Showing 5 results

Authority record
Person Washington, D.C.

Jablon, Seymour

  • http://id.loc.gov/authorities/names/n87894758
  • Person
  • 1918-2012

Seymour Jablon was born June 2, 1918, in New York, and died April 9, 2012. He completed a bachelor’s degree at the College of the City of New York in 1939. He earned a Master’s in mathematics and mathematical statistics from Columbia University in 1941. He enlisted in the Army in 1942 until 1946 when he became a statistician for the US Bureau of Labor Statistics. Jablon taught mathematics briefly at Rutgers before taking a job with the National Research Council in Washington, D.C., in 1948. He joined the ABCC in 1955 and was Chief of the Department of Statistics at the ABCC from 1960 to 1963, and 1968 to 1971. He was the associate director at the Medical Follow-up Agency at the National Research Council from 1963 to 1968 and then again from 1971 to 1977.

Ellett, William H.

  • http://id.loc.gov/authorities/names/n88052231
  • Person

William "Bill" H. Ellett is a physicist. He graduated from Rensselear Polytechnic Institute with a B.S. in physics. He earned a masters of science in physics at New York University and a doctorate in radiation physics at Royal Postgraduate Medical School at the University of London. From 1984 to 1992, he served as a consultant for the Radiation Effects Research Foundation at Hiroshima. From 1985 to 1991, he was a a senior program officer on the Board on Radiation Effects Research, Commission on Life Sciences with the National Academy of Sciences.

Joseph Lewis Belsky, MD

  • http://id.loc.gov/authorities/names/n88636538
  • Person
  • 1927-

Dr. Joseph Lewis Belsky was born March 14, 1927. He earned his undergraduate degree in chemistry from Drew University in New Jersey in 1949, followed by a master’s in chemistry fro Wesleyan University, Middletown, Connecticut, in 1951 and, finally, an M.D. in 1955 from Albany Medical College in Albany, New York. He became board certified in internal medicine in 1963. He worked for a short time in private practice but spent the majority of his career as an endocrinologist in hospitals in Boston and in Connecticut.
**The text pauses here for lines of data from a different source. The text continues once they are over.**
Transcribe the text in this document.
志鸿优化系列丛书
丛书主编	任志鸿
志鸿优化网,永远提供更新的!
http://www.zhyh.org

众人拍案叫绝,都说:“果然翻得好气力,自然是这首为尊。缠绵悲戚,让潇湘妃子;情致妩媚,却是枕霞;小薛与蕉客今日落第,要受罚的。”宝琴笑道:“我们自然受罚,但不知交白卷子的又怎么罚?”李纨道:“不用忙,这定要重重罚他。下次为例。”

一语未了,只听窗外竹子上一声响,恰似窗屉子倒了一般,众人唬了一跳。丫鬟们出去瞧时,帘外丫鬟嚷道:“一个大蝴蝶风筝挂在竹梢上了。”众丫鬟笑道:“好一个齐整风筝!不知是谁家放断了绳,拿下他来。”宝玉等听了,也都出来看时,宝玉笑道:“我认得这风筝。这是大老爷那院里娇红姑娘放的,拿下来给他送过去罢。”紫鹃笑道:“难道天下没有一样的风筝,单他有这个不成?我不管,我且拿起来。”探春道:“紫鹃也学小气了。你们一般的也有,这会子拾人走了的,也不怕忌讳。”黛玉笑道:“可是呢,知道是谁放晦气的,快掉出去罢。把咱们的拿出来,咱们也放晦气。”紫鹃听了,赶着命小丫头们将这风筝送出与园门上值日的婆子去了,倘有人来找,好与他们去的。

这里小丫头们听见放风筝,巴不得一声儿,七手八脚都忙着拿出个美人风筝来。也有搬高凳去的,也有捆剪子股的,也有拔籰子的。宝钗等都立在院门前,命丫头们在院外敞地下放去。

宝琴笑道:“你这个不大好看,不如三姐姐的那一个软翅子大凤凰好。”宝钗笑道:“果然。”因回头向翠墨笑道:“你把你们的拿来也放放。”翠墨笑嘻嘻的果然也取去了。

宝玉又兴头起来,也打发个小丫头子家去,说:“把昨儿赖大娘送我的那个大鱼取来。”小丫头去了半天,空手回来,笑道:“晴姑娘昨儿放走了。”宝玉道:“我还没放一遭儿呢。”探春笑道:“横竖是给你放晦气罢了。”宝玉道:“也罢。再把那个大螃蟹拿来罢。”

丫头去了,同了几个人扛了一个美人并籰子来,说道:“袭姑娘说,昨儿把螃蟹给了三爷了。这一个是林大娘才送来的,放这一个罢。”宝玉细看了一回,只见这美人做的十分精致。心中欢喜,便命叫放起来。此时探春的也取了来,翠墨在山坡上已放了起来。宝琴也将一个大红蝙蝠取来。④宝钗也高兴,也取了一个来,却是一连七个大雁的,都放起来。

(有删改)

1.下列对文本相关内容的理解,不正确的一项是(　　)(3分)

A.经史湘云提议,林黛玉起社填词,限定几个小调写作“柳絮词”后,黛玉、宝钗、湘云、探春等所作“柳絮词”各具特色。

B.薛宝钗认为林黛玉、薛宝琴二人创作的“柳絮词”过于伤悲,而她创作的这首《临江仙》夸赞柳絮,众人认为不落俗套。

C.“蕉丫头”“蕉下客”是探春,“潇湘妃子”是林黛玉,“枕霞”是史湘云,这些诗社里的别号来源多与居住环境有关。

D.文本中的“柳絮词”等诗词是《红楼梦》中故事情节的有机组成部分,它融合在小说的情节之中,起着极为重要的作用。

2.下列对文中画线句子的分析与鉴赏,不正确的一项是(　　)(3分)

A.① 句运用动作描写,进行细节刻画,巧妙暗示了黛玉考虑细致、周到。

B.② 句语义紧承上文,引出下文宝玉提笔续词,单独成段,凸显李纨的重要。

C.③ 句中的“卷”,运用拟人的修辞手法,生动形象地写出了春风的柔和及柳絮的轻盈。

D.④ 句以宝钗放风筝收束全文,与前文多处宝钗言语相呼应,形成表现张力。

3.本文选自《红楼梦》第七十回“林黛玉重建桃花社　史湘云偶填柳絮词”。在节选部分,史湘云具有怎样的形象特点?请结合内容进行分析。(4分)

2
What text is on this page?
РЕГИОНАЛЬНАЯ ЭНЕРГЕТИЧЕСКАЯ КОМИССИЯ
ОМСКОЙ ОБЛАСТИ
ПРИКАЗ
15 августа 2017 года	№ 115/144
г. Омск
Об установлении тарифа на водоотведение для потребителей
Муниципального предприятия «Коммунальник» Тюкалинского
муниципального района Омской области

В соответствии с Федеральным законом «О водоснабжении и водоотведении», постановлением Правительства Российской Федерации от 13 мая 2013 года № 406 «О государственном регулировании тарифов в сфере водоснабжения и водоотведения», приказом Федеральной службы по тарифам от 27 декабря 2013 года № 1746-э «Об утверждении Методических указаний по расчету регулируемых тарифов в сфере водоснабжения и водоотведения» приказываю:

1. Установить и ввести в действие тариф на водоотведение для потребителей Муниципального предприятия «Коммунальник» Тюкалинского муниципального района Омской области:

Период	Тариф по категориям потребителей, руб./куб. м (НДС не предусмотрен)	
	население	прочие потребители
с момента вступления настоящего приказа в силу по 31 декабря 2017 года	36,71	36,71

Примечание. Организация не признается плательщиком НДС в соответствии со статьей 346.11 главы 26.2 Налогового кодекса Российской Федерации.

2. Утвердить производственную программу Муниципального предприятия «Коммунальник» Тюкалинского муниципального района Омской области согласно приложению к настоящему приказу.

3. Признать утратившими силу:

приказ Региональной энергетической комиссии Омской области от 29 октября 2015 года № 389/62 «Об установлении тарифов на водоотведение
He was also a lecturer at Yale University School of Medicine.

Dr. Belsky was Chief of Medicine for the Atomic Bomb Casualty Commission (ABCC), a committee formed to study the long-term effects of radiation exposure on the residents of Nagasaki and Hiroshima, Japan, from 1969-1972 (the organization is now known as the Radiation Effects Research Foundation or RERF).

In 1999, Dr. Belsky was awarded a Mastership by the American College of Physicians.

Beebe, Gilbert

  • http://id.loc.gov/authorities/names/no00084446
  • Person
  • 1912-2003

Gilbert Wheeler Beebe was born April 3. 1912 in Mahwah, New Jersey. He graduated from Dartmouth College in 1933 and completed a Ph.D. from Columbia University in 1942.
Beebe was a captain in the US Army and served in the Office of the Surgeon General during World War II. After the war, he worked with Michael DeBakey to set up the Medical Follow-Up Agency at the National Academy of Sciences. He also worked with Seymour Jablon, also through the MFUA, to reorganize the Atomic Bomb Casualty Commission in Japan. Beebe remained director of the MFUA until he retired in 1977. Beebe joined the National Cancer Institute in 1977 and led studies on thyroid cancer and leukemia risk among radiation-exposed Belarusians and Ukrainians after the Chernobyl disaster in 1986. He retired from NCI in 2002 but remained a Scientist Emeritus. Beebe died on March 3, 2003, in Washington, D.C., and is buried in Mahwah Cemetery.

Crain, Darrell C.

  • http://id.loc.gov/authorities/names/no2004072451
  • Person
  • 1910-1995

Darrell Clayton Crain, Jr., was born in Washington, D.C., on March 29, 1910 and earned his MD from George Washington University. He worked at Walter Reed Military Hospital before going into private practice in 1937. During World War II, he served in the Army Medical Corps in the Pacific Theater and was awarded two Bronze Stars. Dr. Crain practiced in Washington for fifty years and founded the Rheumatology Clinic at George Washington University. He retired in 1987 and died in Chevy Chase, Maryland, on July 22, 1995. He is buried at Arlington National Cemetery in Virginia.